Friday, January 20, 2012

Castle Basements

One theme in many folktales and Dungeones and Dragons - type settings is that of the basement being a gateway to adventure, hidden knowledge, and magical realms where the mystery of the universe would be revealed through the journey or through acceptance into mystery schools that might appear in the real or virtual worlds.

Lulworth Castle Basement
Copyright All rights reserved Pawel Tomaszewicz
Castles were linked with mysteries of alchemy, hermeticism, and, of course, dragons.

A number of the writers of Dungeons and Dragons games were attempting to pass down native folklore in a different kind of oral tradition, disguised as games. Some of those D&D games were innocent dramatizations of journeys and actions the Native Peoples of the Northern latitudes performed that could be much more dark and sinister on the outward appearance.

D&D Games generated a kind of psychotic mania in some folks, who somewhere along the playing became unable to tell the difference between fantasy and reality.  The longer they played the games, the further they traveled in their own minds and the stories that were laid down for them to follow in their 'games'.

There are a lot of nice folks who like to play dress up and 'be' characters from their favorite sci fi movies.   Some like to dress up and pretend they are paranormal creatures such as vampires.  Again, somewhere along the line, some of these folks lose their grips on reality and really start to believe that they are what they pretend to be.

Wendigo psychosis, for example,  is a label conventionally applied to a culture-bound disorder involving an intense craving for human flesh and the fear that the sufferer would turn into a cannibal. The Wendigo is part of the traditional belief systems of various Algonquian-speaking tribes in the northern United States and Canada, most notably the Ojibwe and Saulteaux, theCree, the Naskapi and the Innu people. (Minnesota for instance).
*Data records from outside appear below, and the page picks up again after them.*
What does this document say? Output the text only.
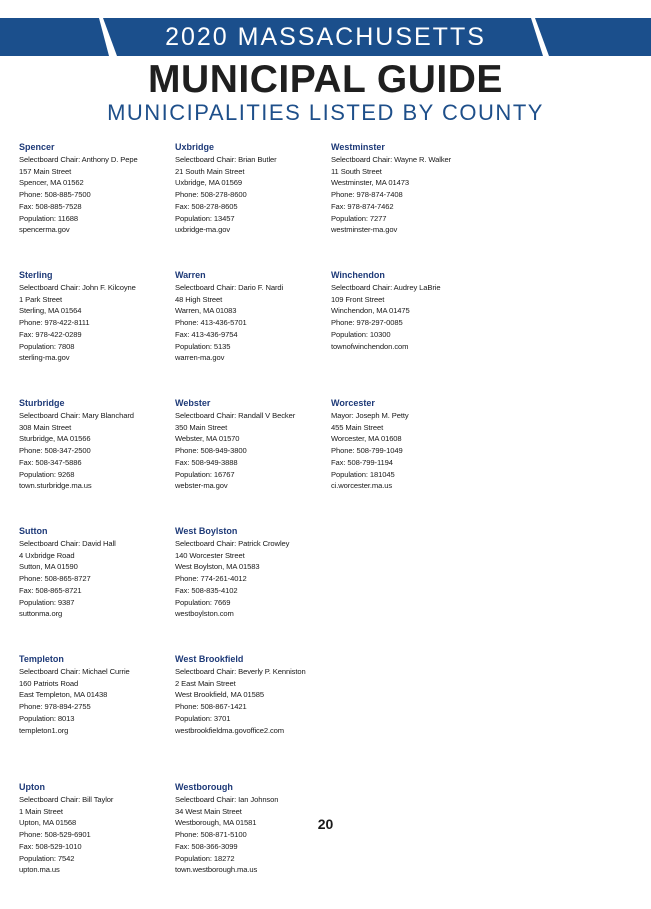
2020 MASSACHUSETTS
MUNICIPAL GUIDE
MUNICIPALITIES LISTED BY COUNTY
Spencer
Selectboard Chair: Anthony D. Pepe
157 Main Street
Spencer, MA 01562
Phone: 508-885-7500
Fax: 508-885-7528
Population: 11688
spencerma.gov
Sterling
Selectboard Chair: John F. Kilcoyne
1 Park Street
Sterling, MA 01564
Phone: 978-422-8111
Fax: 978-422-0289
Population: 7808
sterling-ma.gov
Sturbridge
Selectboard Chair: Mary Blanchard
308 Main Street
Sturbridge, MA 01566
Phone: 508-347-2500
Fax: 508-347-5886
Population: 9268
town.sturbridge.ma.us
Sutton
Selectboard Chair: David Hall
4 Uxbridge Road
Sutton, MA 01590
Phone: 508-865-8727
Fax: 508-865-8721
Population: 9387
suttonma.org
Templeton
Selectboard Chair: Michael Currie
160 Patriots Road
East Templeton, MA 01438
Phone: 978-894-2755
Population: 8013
templeton1.org
Upton
Selectboard Chair: Bill Taylor
1 Main Street
Upton, MA 01568
Phone: 508-529-6901
Fax: 508-529-1010
Population: 7542
upton.ma.us
Uxbridge
Selectboard Chair: Brian Butler
21 South Main Street
Uxbridge, MA 01569
Phone: 508-278-8600
Fax: 508-278-8605
Population: 13457
uxbridge-ma.gov
Warren
Selectboard Chair: Dario F. Nardi
48 High Street
Warren, MA 01083
Phone: 413-436-5701
Fax: 413-436-9754
Population: 5135
warren-ma.gov
Webster
Selectboard Chair: Randall V Becker
350 Main Street
Webster, MA 01570
Phone: 508-949-3800
Fax: 508-949-3888
Population: 16767
webster-ma.gov
West Boylston
Selectboard Chair: Patrick Crowley
140 Worcester Street
West Boylston, MA 01583
Phone: 774-261-4012
Fax: 508-835-4102
Population: 7669
westboylston.com
West Brookfield
Selectboard Chair: Beverly P. Kenniston
2 East Main Street
West Brookfield, MA 01585
Phone: 508-867-1421
Population: 3701
westbrookfieldma.govoffice2.com
Westborough
Selectboard Chair: Ian Johnson
34 West Main Street
Westborough, MA 01581
Phone: 508-871-5100
Fax: 508-366-3099
Population: 18272
town.westborough.ma.us
Westminster
Selectboard Chair: Wayne R. Walker
11 South Street
Westminster, MA 01473
Phone: 978-874-7408
Fax: 978-874-7462
Population: 7277
westminster-ma.gov
Winchendon
Selectboard Chair: Audrey LaBrie
109 Front Street
Winchendon, MA 01475
Phone: 978-297-0085
Population: 10300
townofwinchendon.com
Worcester
Mayor: Joseph M. Petty
455 Main Street
Worcester, MA 01608
Phone: 508-799-1049
Fax: 508-799-1194
Population: 181045
ci.worcester.ma.us
20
The solution was to euthanize the affected people.  Playing Dungeons and Dragons, if one was susceptible, induced similar manic disorders, delusions and fixations.

Many many people have thoughts and associations with Dragons and the myths and folklore surrounding them.

This then brings me to the story of the Daemon Pony, illustrated in the cartoon called "My Pony", which resembles the dragons occupying the Castle basements (the Dungeons), and which is prevalent in the Northern American tribal traditional belief systems.

In places very far away, in ages long past, a pony did not refer to a small horse.  A 'pony' was a young dragon.  Myths and legends speak of angels and knights who battled dragons gone bad, but these were adult dragons, dragons who had become a danger to all living things.  Normal humans were not called upon to rid the earth of them, but to evoke angelic hosts or call forth their heroes to put an end to them.

A Daemon Pony, however, because of its relative youth in dragon years, generally considered a test of common humanity and that of tribal shamans.  A Daemon pony  was one in which a bad seed had invaded the good and, although no one knew why, it was most often female.    The bad seed insured that the daemon pony would never be good, would never generate anything but chaos and death, and could not ever be rehabilitated or restored or redeemed.  In many ways,  it was like a rabid dog that could and often did bring death or madness to all it 'touched'.  As horrid as that was, old ones knew that it had to be killed before it passed the bad seed to others and the destruction would spread exponentially.  It could not be allowed to grow to full maturity and it was a problem that could not wait for angels or heroes to address.

When such a Daemon Pony was identified, tribal leaders would lure the female with good food that would have been used to feed the tribe.  The more death the Daemon Pony had caused before its identification, the greater its ego and vanity so the leaders knew they would have to make the food better and the presentation that of a feast.   She would be captured and tied down, and a member of the tribe would be chosen to slit a vein so it slowly bleed to death.  Death would be slow and the Daemon would writhe in agony, similar to the actions it had performed on the tribal members over the period before it was identified and caught.  As death approached, the dragon form collapsed upon itself to leave what appeared to be on the husk of a human. 

That nobel action by the Tribe elevated it to be deemed more worthy and it elevated the male brave who performed the deed to kill the Daemon Pony to High Shaman status.  The service of "freeing the daemon" is very consistent with Native tribes world wide. They recognize and are cognizant of their spiritual duty to protect the earth from such Daemons.


Why is that modern civilization has lost the ability or the will to recognize such predators as Daemons, and consistently fails to protect all who are harmed by it?